Abstract:We consider estimation of general modern moment-condition problems in econometrics in a data-rich environment where there may be many more control variables available than there are observations. The framework allows for a continuum of target parameters and for Lasso-type or Post-Lasso type methods to be used as estimators of a continuum of high-dimensional nuisance functions. As an important leading example of this environment, we first provide results on estimation and inference for relevant treatment effects, such as local average and quantile treatment effects. The setting is designed expressly to handle many control variables, endogenous receipt of treatment, heterogeneous treatment effects, and function-valued outcomes. An approximate sparsity condition permits estimation and inference to proceed after data-driven selection of control variables.
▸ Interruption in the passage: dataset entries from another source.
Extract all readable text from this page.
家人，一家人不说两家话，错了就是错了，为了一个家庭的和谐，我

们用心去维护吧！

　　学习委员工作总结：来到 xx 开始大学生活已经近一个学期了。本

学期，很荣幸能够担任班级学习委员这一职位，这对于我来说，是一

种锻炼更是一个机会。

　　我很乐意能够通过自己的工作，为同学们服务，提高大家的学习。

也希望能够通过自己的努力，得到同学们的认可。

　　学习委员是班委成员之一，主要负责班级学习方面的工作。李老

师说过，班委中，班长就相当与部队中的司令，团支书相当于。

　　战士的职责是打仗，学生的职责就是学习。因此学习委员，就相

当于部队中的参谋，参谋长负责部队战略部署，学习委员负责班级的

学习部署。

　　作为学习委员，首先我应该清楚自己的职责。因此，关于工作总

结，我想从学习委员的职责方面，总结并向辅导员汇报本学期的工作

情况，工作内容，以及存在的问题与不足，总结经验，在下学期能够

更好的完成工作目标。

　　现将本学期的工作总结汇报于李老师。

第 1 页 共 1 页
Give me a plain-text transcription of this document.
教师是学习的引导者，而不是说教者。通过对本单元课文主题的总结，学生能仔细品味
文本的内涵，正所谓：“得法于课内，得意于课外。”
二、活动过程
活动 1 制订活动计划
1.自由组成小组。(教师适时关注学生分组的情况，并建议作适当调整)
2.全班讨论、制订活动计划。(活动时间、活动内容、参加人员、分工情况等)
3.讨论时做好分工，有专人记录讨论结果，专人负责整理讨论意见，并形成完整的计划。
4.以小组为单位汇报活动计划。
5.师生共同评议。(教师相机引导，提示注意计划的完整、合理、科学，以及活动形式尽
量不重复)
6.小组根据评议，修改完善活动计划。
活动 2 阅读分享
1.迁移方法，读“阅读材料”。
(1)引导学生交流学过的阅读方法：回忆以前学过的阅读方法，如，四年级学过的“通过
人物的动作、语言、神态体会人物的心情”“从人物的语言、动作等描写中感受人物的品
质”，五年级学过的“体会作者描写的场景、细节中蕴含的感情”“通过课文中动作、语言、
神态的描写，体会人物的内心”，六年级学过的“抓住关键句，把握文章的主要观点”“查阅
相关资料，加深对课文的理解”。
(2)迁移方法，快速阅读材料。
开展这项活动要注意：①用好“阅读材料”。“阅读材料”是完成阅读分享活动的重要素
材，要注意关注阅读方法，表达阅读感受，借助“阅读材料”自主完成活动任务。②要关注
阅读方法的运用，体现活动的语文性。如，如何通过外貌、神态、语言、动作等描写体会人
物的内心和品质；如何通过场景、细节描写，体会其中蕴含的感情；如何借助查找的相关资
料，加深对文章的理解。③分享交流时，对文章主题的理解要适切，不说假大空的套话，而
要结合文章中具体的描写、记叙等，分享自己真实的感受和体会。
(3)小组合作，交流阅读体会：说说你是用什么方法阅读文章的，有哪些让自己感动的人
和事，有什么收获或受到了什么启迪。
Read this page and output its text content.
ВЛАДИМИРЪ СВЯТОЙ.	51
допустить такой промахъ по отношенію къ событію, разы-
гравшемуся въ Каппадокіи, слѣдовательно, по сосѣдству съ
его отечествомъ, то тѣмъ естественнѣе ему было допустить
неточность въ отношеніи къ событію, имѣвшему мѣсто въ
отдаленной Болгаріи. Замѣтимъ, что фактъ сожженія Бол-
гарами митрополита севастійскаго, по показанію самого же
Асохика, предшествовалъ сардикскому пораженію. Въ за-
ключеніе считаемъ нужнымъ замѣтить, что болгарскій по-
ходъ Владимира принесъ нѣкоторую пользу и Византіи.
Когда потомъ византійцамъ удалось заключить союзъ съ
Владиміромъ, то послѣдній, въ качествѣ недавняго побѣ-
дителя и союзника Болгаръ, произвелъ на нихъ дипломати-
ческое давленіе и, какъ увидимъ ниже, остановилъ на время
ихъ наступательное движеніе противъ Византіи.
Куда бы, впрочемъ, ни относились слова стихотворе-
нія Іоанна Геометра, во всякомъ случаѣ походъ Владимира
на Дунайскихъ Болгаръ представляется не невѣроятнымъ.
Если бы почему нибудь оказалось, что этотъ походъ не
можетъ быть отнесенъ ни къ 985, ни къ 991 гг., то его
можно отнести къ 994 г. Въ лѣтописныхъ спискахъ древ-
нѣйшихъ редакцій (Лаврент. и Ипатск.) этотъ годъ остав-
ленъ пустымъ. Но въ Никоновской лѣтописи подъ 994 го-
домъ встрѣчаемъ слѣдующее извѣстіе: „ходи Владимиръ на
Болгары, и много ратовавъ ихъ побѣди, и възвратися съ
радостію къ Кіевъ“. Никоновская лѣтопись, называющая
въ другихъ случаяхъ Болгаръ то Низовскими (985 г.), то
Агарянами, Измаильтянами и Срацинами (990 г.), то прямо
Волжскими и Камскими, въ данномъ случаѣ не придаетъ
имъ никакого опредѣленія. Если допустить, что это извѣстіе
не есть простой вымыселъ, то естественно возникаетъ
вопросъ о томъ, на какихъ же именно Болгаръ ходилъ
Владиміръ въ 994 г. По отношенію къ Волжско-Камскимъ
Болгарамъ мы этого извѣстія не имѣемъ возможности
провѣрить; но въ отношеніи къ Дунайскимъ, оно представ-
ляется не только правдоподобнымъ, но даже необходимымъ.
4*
We provide conditions under which post-selection inference is uniformly valid across a wide-range of models and show that a key condition underlying the uniform validity of post-selection inference allowing for imperfect model selection is the use of orthogonal moment conditions. We apply the methods to estimate the effect of 401(k) participation on accumulated assets.
We also generalize the results from the treatment effects setting to accommodate more general moment condition models. We establish functional central limit theorems for the continuum of target parameters and for the multiplier bootstrap that holds uniformly over dgps. We propose a notion of the functional delta method that allows us to derive approximate distributions for smooth functionals of a continuum of target parameters and to establish the validity of the multiplier bootstrap for approximating these distributions uniformly over dgps. We also establish rate results for continua of Lasso type estimators for continua of regression functions.